Unveiling heteroatom-containing carbon dots from soil bacterial extracellular metabolites and their application in toxic Cr6+ detection

Abstract

In this study, we present an eco-friendly approach for the synthesis of fluorescent carbon dots (CDs) using the extracellular supernatant of Bacillus sp. NBSG24, a soil-derived bacterium. The supernatant contains a diverse mixture of biomolecules, including proteins, enzymes, lipids, polysaccharides, and other soluble components of the bacterial secretome, which serve as natural precursors for carbon dot formation. The resulting NB24@CDs exhibit bright blue fluorescence, excellent water solubility, and high stability under rigorous conditions, including changes in pH, ionic strength, UV exposure, and prolonged storage. Notably, these CDs are intrinsically doped with nitrogen and sulfur atoms, originating from the bacterial extracellular metabolites, leading to enhanced optical properties and sensing capabilities. A key feature of NB24@CDs is their ability to rapidly and selectively detect hexavalent chromium (Cr⁶⁺), a highly toxic and environmentally persistent contaminant. Upon exposure to Cr⁶⁺, the fluorescence of NB24@CDs is quenched rapidly within 10 seconds, indicating a fluorescence “turn-off” response. The system exhibits a low detection limit of 30 nM (1.56 μg L⁻¹), substantially lower than the World Health Organization (WHO) permissible limit of 962 nM (50 μg L⁻¹) for Cr⁶⁺ in drinking water.
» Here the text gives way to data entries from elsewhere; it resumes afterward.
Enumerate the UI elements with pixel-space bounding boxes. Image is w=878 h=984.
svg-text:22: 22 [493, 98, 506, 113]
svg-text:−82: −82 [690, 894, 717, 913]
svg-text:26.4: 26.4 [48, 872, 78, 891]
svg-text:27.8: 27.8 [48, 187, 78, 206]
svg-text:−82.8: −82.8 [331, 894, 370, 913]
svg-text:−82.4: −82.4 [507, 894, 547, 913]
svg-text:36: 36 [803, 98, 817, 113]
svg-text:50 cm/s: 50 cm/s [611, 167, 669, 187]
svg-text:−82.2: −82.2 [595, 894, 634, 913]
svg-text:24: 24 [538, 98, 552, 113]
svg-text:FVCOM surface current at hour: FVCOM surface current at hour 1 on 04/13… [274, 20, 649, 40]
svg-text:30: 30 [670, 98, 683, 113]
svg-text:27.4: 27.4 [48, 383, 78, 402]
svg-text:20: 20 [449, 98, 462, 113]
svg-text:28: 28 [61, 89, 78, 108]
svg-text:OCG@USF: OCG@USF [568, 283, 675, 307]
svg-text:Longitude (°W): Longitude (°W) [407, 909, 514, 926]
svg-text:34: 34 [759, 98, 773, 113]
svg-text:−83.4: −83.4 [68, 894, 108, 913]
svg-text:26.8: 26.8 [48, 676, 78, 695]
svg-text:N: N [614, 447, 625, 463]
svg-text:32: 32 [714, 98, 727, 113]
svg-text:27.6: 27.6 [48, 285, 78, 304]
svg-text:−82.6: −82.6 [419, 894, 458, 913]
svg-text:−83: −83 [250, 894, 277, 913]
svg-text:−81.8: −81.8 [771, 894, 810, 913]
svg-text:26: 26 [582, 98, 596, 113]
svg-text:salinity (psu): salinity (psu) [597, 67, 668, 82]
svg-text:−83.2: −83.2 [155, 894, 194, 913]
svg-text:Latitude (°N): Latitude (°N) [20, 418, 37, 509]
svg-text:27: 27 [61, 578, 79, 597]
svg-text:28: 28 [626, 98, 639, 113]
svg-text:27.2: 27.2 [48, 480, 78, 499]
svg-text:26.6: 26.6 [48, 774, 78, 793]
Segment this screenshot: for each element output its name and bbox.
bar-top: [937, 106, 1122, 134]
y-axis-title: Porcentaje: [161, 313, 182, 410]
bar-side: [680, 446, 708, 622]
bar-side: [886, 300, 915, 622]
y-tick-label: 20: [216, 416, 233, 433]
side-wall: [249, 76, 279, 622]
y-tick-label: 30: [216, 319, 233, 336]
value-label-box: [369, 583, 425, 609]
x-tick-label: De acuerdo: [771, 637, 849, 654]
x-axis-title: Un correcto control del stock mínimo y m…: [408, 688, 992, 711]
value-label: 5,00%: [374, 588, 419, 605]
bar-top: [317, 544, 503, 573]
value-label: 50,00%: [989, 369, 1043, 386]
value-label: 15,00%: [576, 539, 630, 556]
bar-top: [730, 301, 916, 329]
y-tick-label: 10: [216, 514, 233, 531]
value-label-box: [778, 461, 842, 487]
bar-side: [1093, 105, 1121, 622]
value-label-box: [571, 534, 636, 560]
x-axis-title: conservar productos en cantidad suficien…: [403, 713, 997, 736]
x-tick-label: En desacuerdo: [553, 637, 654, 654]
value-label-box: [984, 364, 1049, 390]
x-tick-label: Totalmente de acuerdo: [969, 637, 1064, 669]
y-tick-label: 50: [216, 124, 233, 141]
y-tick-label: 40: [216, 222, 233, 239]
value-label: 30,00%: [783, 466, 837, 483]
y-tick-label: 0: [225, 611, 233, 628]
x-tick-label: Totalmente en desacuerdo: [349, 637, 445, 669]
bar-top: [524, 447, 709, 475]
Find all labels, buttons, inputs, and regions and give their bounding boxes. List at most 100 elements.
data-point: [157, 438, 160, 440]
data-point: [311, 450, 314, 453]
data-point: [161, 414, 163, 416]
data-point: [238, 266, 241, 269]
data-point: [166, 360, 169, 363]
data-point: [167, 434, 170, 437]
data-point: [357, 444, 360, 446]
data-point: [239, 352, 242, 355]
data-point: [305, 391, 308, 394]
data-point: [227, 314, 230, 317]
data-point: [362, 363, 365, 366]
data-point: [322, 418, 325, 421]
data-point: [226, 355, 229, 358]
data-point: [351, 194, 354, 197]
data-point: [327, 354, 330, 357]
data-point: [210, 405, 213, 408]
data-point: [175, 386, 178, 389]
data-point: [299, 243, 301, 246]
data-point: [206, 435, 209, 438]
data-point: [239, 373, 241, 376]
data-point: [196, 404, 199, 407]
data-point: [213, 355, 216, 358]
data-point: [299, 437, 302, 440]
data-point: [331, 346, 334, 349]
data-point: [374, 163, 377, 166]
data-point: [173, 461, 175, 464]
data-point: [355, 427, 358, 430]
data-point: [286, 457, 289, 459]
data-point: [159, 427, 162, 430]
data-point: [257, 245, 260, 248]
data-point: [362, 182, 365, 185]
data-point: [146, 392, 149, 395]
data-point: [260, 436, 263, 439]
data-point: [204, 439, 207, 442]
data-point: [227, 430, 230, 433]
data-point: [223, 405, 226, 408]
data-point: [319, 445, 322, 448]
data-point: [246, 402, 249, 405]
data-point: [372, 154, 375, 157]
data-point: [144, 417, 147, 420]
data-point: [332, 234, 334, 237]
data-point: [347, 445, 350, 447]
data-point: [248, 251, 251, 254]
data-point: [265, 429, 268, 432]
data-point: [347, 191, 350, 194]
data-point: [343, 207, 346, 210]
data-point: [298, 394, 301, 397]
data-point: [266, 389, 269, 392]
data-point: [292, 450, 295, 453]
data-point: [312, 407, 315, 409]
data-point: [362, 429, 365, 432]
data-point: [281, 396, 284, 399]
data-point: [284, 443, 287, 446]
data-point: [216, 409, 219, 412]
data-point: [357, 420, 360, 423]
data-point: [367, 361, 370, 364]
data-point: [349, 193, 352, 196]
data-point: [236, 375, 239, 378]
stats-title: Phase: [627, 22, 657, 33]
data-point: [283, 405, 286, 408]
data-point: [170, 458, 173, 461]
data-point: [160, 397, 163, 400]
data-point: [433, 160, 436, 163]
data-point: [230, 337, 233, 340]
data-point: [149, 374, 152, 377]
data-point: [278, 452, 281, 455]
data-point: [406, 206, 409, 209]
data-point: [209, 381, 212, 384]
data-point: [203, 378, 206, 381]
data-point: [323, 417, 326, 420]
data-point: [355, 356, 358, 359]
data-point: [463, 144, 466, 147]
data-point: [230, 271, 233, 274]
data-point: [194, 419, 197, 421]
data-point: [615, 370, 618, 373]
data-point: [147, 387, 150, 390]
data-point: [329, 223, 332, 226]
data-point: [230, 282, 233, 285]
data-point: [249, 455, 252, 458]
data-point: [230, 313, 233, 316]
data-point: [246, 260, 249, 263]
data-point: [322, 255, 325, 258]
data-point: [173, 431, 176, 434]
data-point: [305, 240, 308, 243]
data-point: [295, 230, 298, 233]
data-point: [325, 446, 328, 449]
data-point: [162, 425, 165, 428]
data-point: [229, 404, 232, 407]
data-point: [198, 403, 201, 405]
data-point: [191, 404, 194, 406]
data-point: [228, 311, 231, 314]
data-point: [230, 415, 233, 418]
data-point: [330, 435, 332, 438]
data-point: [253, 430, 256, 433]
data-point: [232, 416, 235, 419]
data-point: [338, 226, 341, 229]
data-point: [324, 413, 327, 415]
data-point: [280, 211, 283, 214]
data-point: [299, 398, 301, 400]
Additionally, the sensing platform performs reliably in real water samples such as tap, river, and lake water, without interference from common coexisting ions. Spectroscopic analysis, including fluorescence lifetime, UV-vis, FTIR, and XPS, suggest that the detection mechanism involves static quenching due to complex formation with Cr⁶⁺, along with partial reduction of the metal ion. Overall, this work highlights the potential of microbial-derived, heteroatom-doped CDs as a sustainable, cost-effective, and scalable solution for environmental monitoring of toxic heavy metals.